There are more than enough moments supplied to us by the man to make us hate him with pure enjoyment. That smarminess of his permeates everything about him, from his smart-ass tone to that uber-douche five o'clock shadow he sports. He's almost like the guy at the department store that assumes you really can't afford what he's ringing you up for. Timothy's sense of humor is set to round-the-clock sarcasm, and even his underlings don't get any sympathy from him. At one point, one of them radios in that they may be dying. Timothy's classic response: "Continue dying. Out."

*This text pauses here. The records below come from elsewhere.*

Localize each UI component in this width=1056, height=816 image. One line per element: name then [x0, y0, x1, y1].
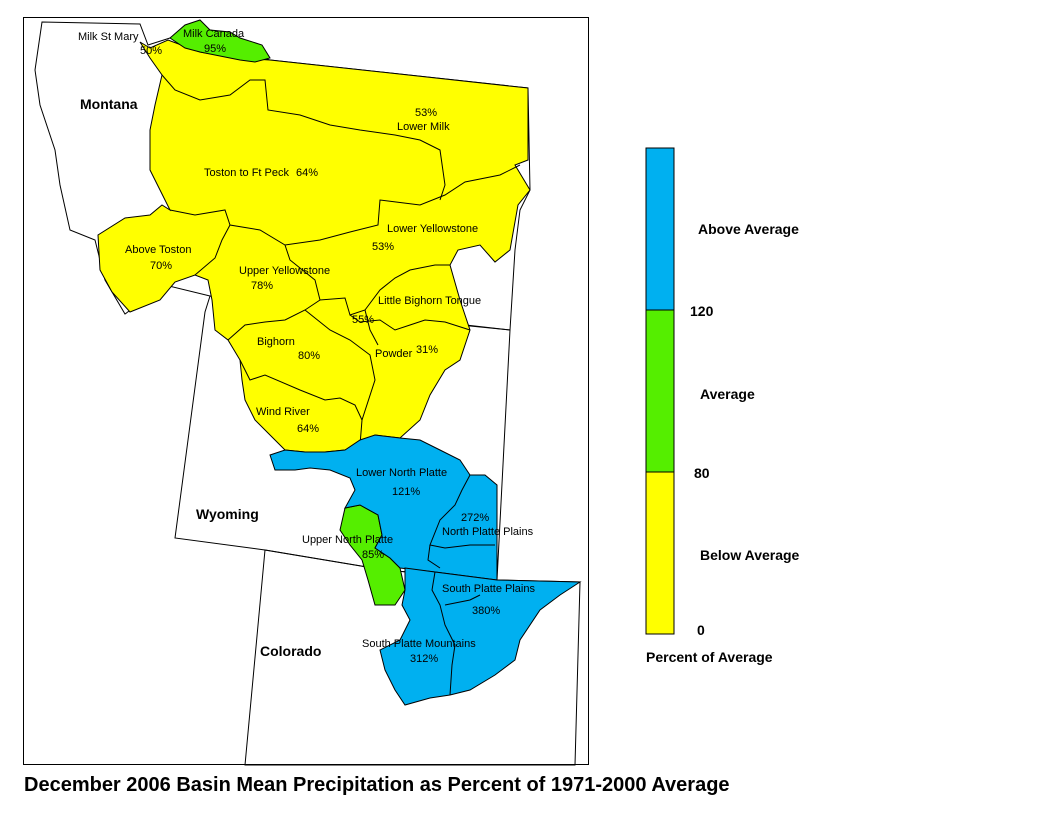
basin-name-south-platte-plains: South Platte Plains: [442, 583, 535, 595]
legend-label-average: Average: [700, 386, 755, 402]
basin-name-little-bighorn-tongue: Little Bighorn Tongue: [378, 295, 481, 307]
basin-name-toston-ft-peck: Toston to Ft Peck: [204, 167, 289, 179]
basin-name-bighorn: Bighorn: [257, 336, 295, 348]
legend-swatch-above: [645, 147, 675, 311]
basin-labels: Milk St Mary 50% Milk Canada 95% 53% Low…: [78, 28, 535, 665]
legend-swatch-below: [645, 471, 675, 635]
state-label-colorado: Colorado: [260, 643, 321, 659]
basin-value-south-platte-plains: 380%: [472, 605, 500, 617]
basin-name-powder: Powder: [375, 348, 413, 360]
basin-value-toston-ft-peck: 64%: [296, 167, 318, 179]
basins-below-average: [97, 39, 531, 453]
basin-value-south-platte-mountains: 312%: [410, 653, 438, 665]
basin-value-lower-milk: 53%: [415, 107, 437, 119]
basin-name-south-platte-mountains: South Platte Mountains: [362, 638, 476, 650]
basin-name-lower-north-platte: Lower North Platte: [356, 467, 447, 479]
basin-name-milk-canada: Milk Canada: [183, 28, 245, 40]
basin-name-milk-st-mary: Milk St Mary: [78, 31, 139, 43]
basin-value-little-bighorn-tongue: 55%: [352, 314, 374, 326]
basin-name-above-toston: Above Toston: [125, 244, 191, 256]
basin-name-north-platte-plains: North Platte Plains: [442, 526, 534, 538]
basin-value-lower-yellowstone: 53%: [372, 241, 394, 253]
legend-title: Percent of Average: [646, 649, 773, 665]
state-label-wyoming: Wyoming: [196, 506, 259, 522]
basin-value-lower-north-platte: 121%: [392, 486, 420, 498]
basin-value-upper-yellowstone: 78%: [251, 280, 273, 292]
basin-value-upper-north-platte: 85%: [362, 549, 384, 561]
basin-value-milk-st-mary: 50%: [140, 45, 162, 57]
basin-name-upper-north-platte: Upper North Platte: [302, 534, 393, 546]
legend-tick-0: 0: [697, 622, 705, 638]
basin-name-lower-yellowstone: Lower Yellowstone: [387, 223, 478, 235]
legend-label-above: Above Average: [698, 221, 799, 237]
legend-tick-80: 80: [694, 465, 710, 481]
legend-tick-120: 120: [690, 303, 714, 319]
legend-label-below: Below Average: [700, 547, 800, 563]
basin-region-milk-canada: [169, 19, 271, 63]
basin-value-north-platte-plains: 272%: [461, 512, 489, 524]
basin-name-lower-milk: Lower Milk: [397, 121, 450, 133]
basin-value-powder: 31%: [416, 344, 438, 356]
basin-name-wind-river: Wind River: [256, 406, 310, 418]
state-label-montana: Montana: [80, 96, 138, 112]
state-labels: Montana Wyoming Colorado: [80, 96, 321, 659]
basin-value-milk-canada: 95%: [204, 43, 226, 55]
basin-value-wind-river: 64%: [297, 423, 319, 435]
basin-value-bighorn: 80%: [298, 350, 320, 362]
map-title: December 2006 Basin Mean Precipitation a…: [24, 774, 730, 796]
legend: Above Average Average Below Average 120 …: [645, 147, 800, 665]
basin-value-above-toston: 70%: [150, 260, 172, 272]
legend-swatch-average: [645, 309, 675, 473]
basins-above-average: [269, 434, 582, 706]
basin-name-upper-yellowstone: Upper Yellowstone: [239, 265, 330, 277]
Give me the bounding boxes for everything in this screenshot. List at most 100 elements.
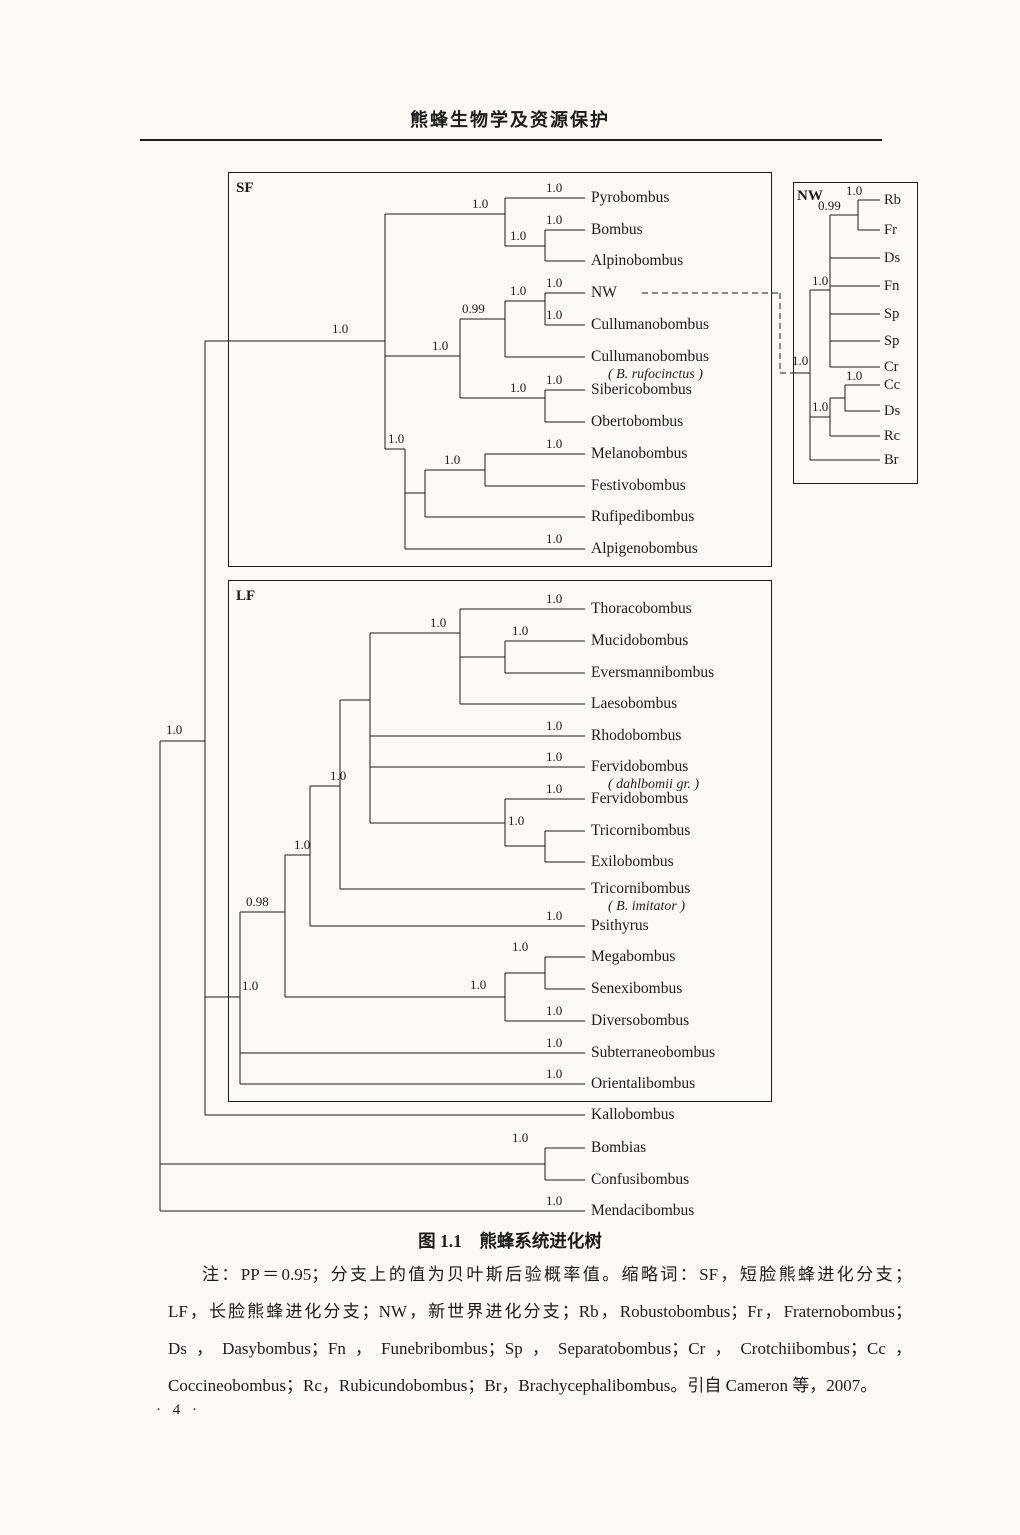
taxon-tip-label: Orientalibombus [591,1075,696,1092]
support-value: 1.0 [546,212,563,227]
support-value: 1.0 [508,813,525,828]
taxon-tip-label: Laesobombus [591,695,678,712]
support-value: 1.0 [546,275,563,290]
support-value: 1.0 [166,722,183,737]
support-value: 1.0 [546,781,563,796]
sf-clade-label: SF [236,180,254,196]
support-value: 1.0 [388,431,405,446]
taxon-tip-label: Bombus [591,221,643,238]
support-value: 1.0 [430,615,447,630]
taxon-tip-label: Ds [884,403,901,419]
taxon-tip-label: Megabombus [591,948,676,965]
taxon-tip-label: Pyrobombus [591,189,670,206]
taxon-tip-label: Ds [884,250,901,266]
taxon-tip-label: Mendacibombus [591,1202,695,1219]
support-value: 1.0 [242,978,259,993]
support-value: 0.99 [818,198,841,213]
support-value: 1.0 [432,338,449,353]
taxon-tip-label: Tricornibombus [591,880,691,897]
note-line: Coccineobombus；Rc，Rubicundobombus；Br，Bra… [168,1376,878,1395]
taxon-tip-label: Cullumanobombus [591,348,709,365]
page-header-title: 熊蜂生物学及资源保护 [410,110,610,130]
support-value: 1.0 [332,321,349,336]
support-value: 1.0 [472,196,489,211]
support-value: 1.0 [546,1193,563,1208]
taxon-tip-label: Melanobombus [591,445,688,462]
support-value: 1.0 [510,228,527,243]
taxon-tip-label: Fervidobombus [591,790,689,807]
taxon-tip-label: Fn [884,278,900,294]
taxon-tip-label: Thoracobombus [591,600,692,617]
taxon-tip-label: Cr [884,359,899,375]
nw-inset-box [793,182,918,484]
taxon-subtitle: ( B. rufocinctus ) [608,367,703,382]
support-value: 0.99 [462,301,485,316]
taxon-tip-label: Tricornibombus [591,822,691,839]
taxon-tip-label: Confusibombus [591,1171,690,1188]
taxon-tip-label: Kallobombus [591,1106,675,1123]
support-value: 1.0 [510,380,527,395]
taxon-tip-label: Rufipedibombus [591,508,695,525]
support-value: 1.0 [510,283,527,298]
support-value: 1.0 [812,399,829,414]
taxon-tip-label: Psithyrus [591,917,649,934]
support-value: 1.0 [330,768,347,783]
taxon-subtitle: ( B. imitator ) [608,899,685,914]
support-value: 1.0 [546,1066,563,1081]
note-line: 注：PP＝0.95；分支上的值为贝叶斯后验概率值。缩略词：SF，短脸熊蜂进化分支… [202,1265,912,1284]
support-value: 1.0 [546,718,563,733]
nw-inset-label: NW [797,188,823,204]
support-value: 1.0 [546,1035,563,1050]
taxon-tip-label: Senexibombus [591,980,683,997]
taxon-tip-label: Rc [884,428,901,444]
taxon-tip-label: Diversobombus [591,1012,690,1029]
note-line: LF，长脸熊蜂进化分支；NW，新世界进化分支；Rb，Robustobombus；… [168,1302,912,1321]
support-value: 1.0 [546,180,563,195]
taxon-tip-label: Festivobombus [591,477,686,494]
support-value: 1.0 [512,939,529,954]
taxon-tip-label: Rb [884,192,901,208]
support-value: 1.0 [792,353,809,368]
taxon-tip-label: Mucidobombus [591,632,689,649]
taxon-tip-label: Sp [884,306,900,322]
taxon-tip-label: Exilobombus [591,853,674,870]
page-number: · 4 · [156,1402,201,1418]
taxon-tip-label: Fervidobombus [591,758,689,775]
support-value: 1.0 [546,908,563,923]
support-value: 1.0 [546,307,563,322]
support-value: 1.0 [470,977,487,992]
note-line: Ds，Dasybombus；Fn，Funebribombus；Sp，Separa… [168,1339,912,1358]
support-value: 1.0 [512,1130,529,1145]
support-value: 1.0 [546,749,563,764]
figure-caption: 图 1.1 熊蜂系统进化树 [418,1231,602,1251]
support-value: 1.0 [546,1003,563,1018]
support-value: 1.0 [546,372,563,387]
support-value: 0.98 [246,894,269,909]
taxon-tip-label: Eversmannibombus [591,664,715,681]
taxon-tip-label: Obertobombus [591,413,684,430]
lf-clade-box [228,580,772,1102]
support-value: 1.0 [846,183,863,198]
taxon-tip-label: Rhodobombus [591,727,682,744]
support-value: 1.0 [812,273,829,288]
header-divider [140,139,882,141]
taxon-tip-label: Alpinobombus [591,252,684,269]
taxon-tip-label: NW [591,284,617,301]
taxon-tip-label: Cullumanobombus [591,316,709,333]
taxon-tip-label: Cc [884,377,901,393]
support-value: 1.0 [546,436,563,451]
taxon-tip-label: Br [884,452,899,468]
support-value: 1.0 [546,591,563,606]
taxon-subtitle: ( dahlbomii gr. ) [608,777,699,792]
taxon-tip-label: Subterraneobombus [591,1044,715,1061]
taxon-tip-label: Fr [884,222,897,238]
support-value: 1.0 [512,623,529,638]
taxon-tip-label: Sp [884,333,900,349]
support-value: 1.0 [294,837,311,852]
lf-clade-label: LF [236,588,256,604]
taxon-tip-label: Alpigenobombus [591,540,698,557]
support-value: 1.0 [546,531,563,546]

Setting all of that aside, what really makes the guy a heartless, stone-cold, son-of-a-dirty, VD-infested bitch — and also does the job of cementing his slot in the Hall of Fame — is what happens during a revelatory moment near the end of the film's second act. Timothy has bad-ass heroine Charlie Baltimore (Geena Davis) and her daughter locked up and ready to die inside a walk-in deep freezer when it's revealed to him that he's actually the father of Charlie's little girl. It's a crazy fucking scene to begin with, but it's even more disturbing when you see him look into his kid's eyes, accept the truth of the matter … and he STILL goes ahead with his plan to take them both out. There's a hint of a human being lodged deep in Timothy's eyes when he takes a look back at mother and daughter from the freezer entrance, but it's only there for all of two seconds before flickering out as he leaves. This is a man with no sense of compassion, a man for whom the job comes first for no matter who gets in his way, be it man, woman or child. And he actually threatens several children over the course of the film! Like with knives to the throat! This guy manages to make even the worst absentee dad look like Fred MacMurray.
And so on the strength of Black's superb writing and Bierko's menacing performance, we induct Timothy as the newest member of the Cult Spark Movie Villain Hall of Fame. Now die screaming, motherfucker.